Tajemnicze ogłoszenie w gazecie, którego autor poszukuje utalentowanych dzieci, szukających nowych możliwości by przy ich pomocy móc powstrzymać wyjątkowo złego człowieka- tak intrygująco rozpoczyna się ?Tajemne bractwo Pana Benedykta?, którego autorem jest Trenton Lee Stewart.

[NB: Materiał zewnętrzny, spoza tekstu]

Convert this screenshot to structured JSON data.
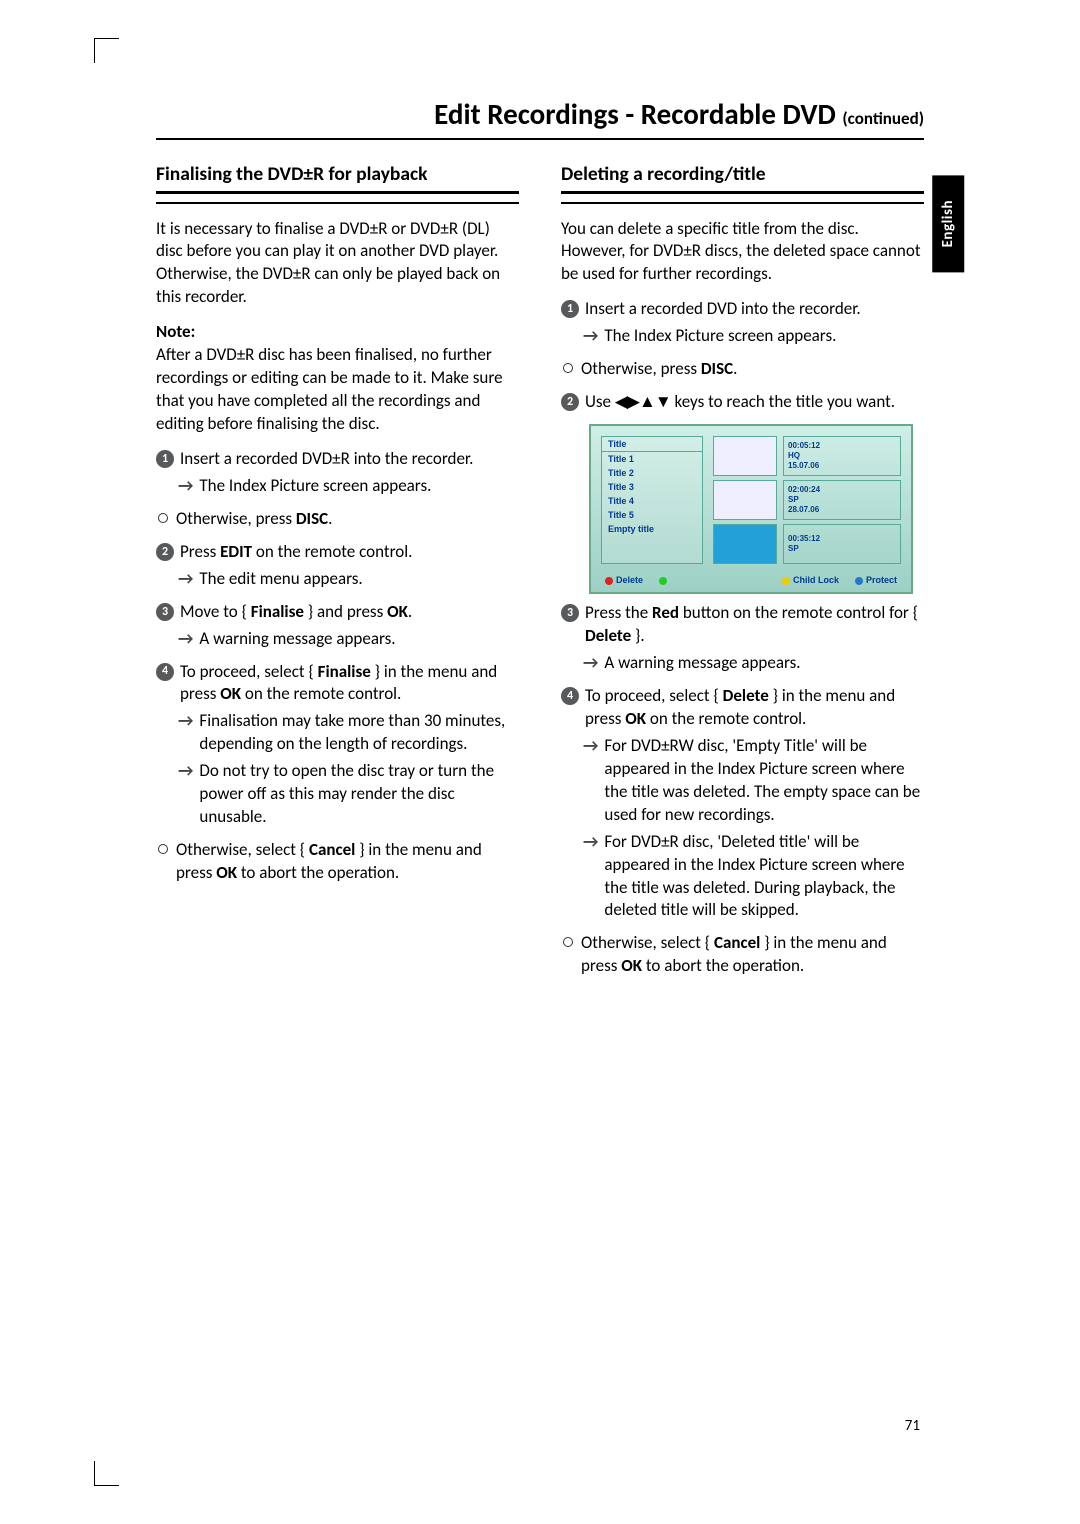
{
  "header": {
    "title": "Edit Recordings - Recordable DVD",
    "continued": "(continued)"
  },
  "language_tab": "English",
  "page_number": "71",
  "left": {
    "heading": "Finalising the DVD±R for playback",
    "intro": "It is necessary to finalise a DVD±R or DVD±R (DL) disc before you can play it on another DVD player. Otherwise, the DVD±R can only be played back on this recorder.",
    "note_label": "Note:",
    "note_body": "After a DVD±R disc has been finalised, no further recordings or editing can be made to it. Make sure that you have completed all the recordings and editing before finalising the disc.",
    "s1": "Insert a recorded DVD±R into the recorder.",
    "s1_sub": "The Index Picture screen appears.",
    "bullet1_pre": "Otherwise, press ",
    "bullet1_bold": "DISC",
    "bullet1_post": ".",
    "s2_pre": "Press ",
    "s2_bold": "EDIT",
    "s2_post": " on the remote control.",
    "s2_sub": "The edit menu appears.",
    "s3_pre": "Move to { ",
    "s3_bold1": "Finalise",
    "s3_mid": " } and press ",
    "s3_bold2": "OK",
    "s3_post": ".",
    "s3_sub": "A warning message appears.",
    "s4_pre": "To proceed, select { ",
    "s4_bold1": "Finalise",
    "s4_mid": " } in the menu and press ",
    "s4_bold2": "OK",
    "s4_post": " on the remote control.",
    "s4_sub1": "Finalisation may take more than 30 minutes, depending on the length of recordings.",
    "s4_sub2": "Do not try to open the disc tray or turn the power off as this may render the disc unusable.",
    "bullet2_pre": "Otherwise, select { ",
    "bullet2_bold1": "Cancel",
    "bullet2_mid": " } in the menu and press ",
    "bullet2_bold2": "OK",
    "bullet2_post": " to abort the operation."
  },
  "right": {
    "heading": "Deleting a recording/title",
    "intro": "You can delete a specific title from the disc. However, for DVD±R discs, the deleted space cannot be used for further recordings.",
    "s1": "Insert a recorded DVD into the recorder.",
    "s1_sub": "The Index Picture screen appears.",
    "bullet1_pre": "Otherwise, press ",
    "bullet1_bold": "DISC",
    "bullet1_post": ".",
    "s2_pre": "Use ",
    "s2_post": " keys to reach the title you want.",
    "screen": {
      "col_header": "Title",
      "rows": [
        "Title 1",
        "Title 2",
        "Title 3",
        "Title 4",
        "Title 5",
        "Empty title"
      ],
      "meta1_l1": "00:05:12",
      "meta1_l2": "HQ",
      "meta1_l3": "15.07.06",
      "meta2_l1": "02:00:24",
      "meta2_l2": "SP",
      "meta2_l3": "28.07.06",
      "meta3_l1": "00:35:12",
      "meta3_l2": "SP",
      "legend_delete": "Delete",
      "legend_childlock": "Child Lock",
      "legend_protect": "Protect"
    },
    "s3_pre": "Press the ",
    "s3_bold1": "Red",
    "s3_mid": " button on the remote control for { ",
    "s3_bold2": "Delete",
    "s3_post": " }.",
    "s3_sub": "A warning message appears.",
    "s4_pre": "To proceed, select { ",
    "s4_bold1": "Delete",
    "s4_mid": " } in the menu and press ",
    "s4_bold2": "OK",
    "s4_post": " on the remote control.",
    "s4_sub1": "For DVD±RW disc, 'Empty Title' will be appeared in the Index Picture screen where the title was deleted. The empty space can be used for new recordings.",
    "s4_sub2": "For DVD±R disc, 'Deleted title' will be appeared in the Index Picture screen where the title was deleted. During playback, the deleted title will be skipped.",
    "bullet2_pre": "Otherwise, select { ",
    "bullet2_bold1": "Cancel",
    "bullet2_mid": " } in the menu and press ",
    "bullet2_bold2": "OK",
    "bullet2_post": " to abort the operation."
  }
}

Reynie, Sticky, Kate i Constance odpowiadając na ogłoszenie w gazecie trafiają do szkoły prowadzonej przez ekscentrycznego Pana Benedykta, za murami której będą poddawani rozmaitym testom, podczas których sprawdzone zostaną ich umiejętności umysłowe. Przede wszystkim jednak trudnym próbom zostanie poddany ich charakter by ocenić czy finalnie są zdolne do stawienia czoła w walce człowiekowi, który wynalazł urządzenie do kontrolowania ludzkich umysłów. Czy nasi mali bohaterowie przejdą ostateczny cel? Czy rodząca się wśród nich przyjaźń pozwoli im być silniejszymi czy też stanie się przyczyną ich porażki? Czy grupka niewinnych dzieci może w ogóle być zdolna do stawiania oporu w walce ze złem? O tym musicie się przekonać sami, sięgając po książkę do czego gorąco Was z synem zachęcamy.

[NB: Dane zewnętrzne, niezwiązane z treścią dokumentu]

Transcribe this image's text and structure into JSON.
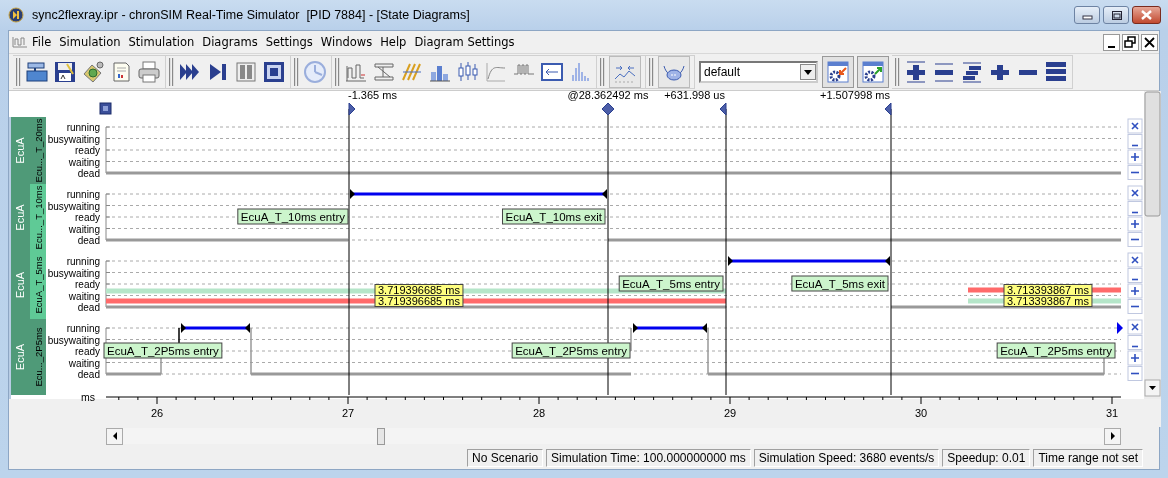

?Tajemne bractwo Pana Benedykta? to książka, w której autor pokazał niemały kunszt pisarski, racząc nas zaskakującymi zwrotami akcji oraz niezwykłą pomysłowością w tworzeniu fabuły. Ten niemały przecież grubasek, bo liczący sobie ponad 500 stron zaprosił nas do świata, którego nie chcieliśmy opuszczać. Przygody, które przeżywali bohaterowie, ich dogłębna charakterystyka oraz przyjemny dla oka styl autora sprawiły, że przez 3 dni oglądałem swego syna z nosem w książce zamiast przed konsolą lub tv- to zdaje się być najlepszą rekomendacją tej naprawdę dobrej książki.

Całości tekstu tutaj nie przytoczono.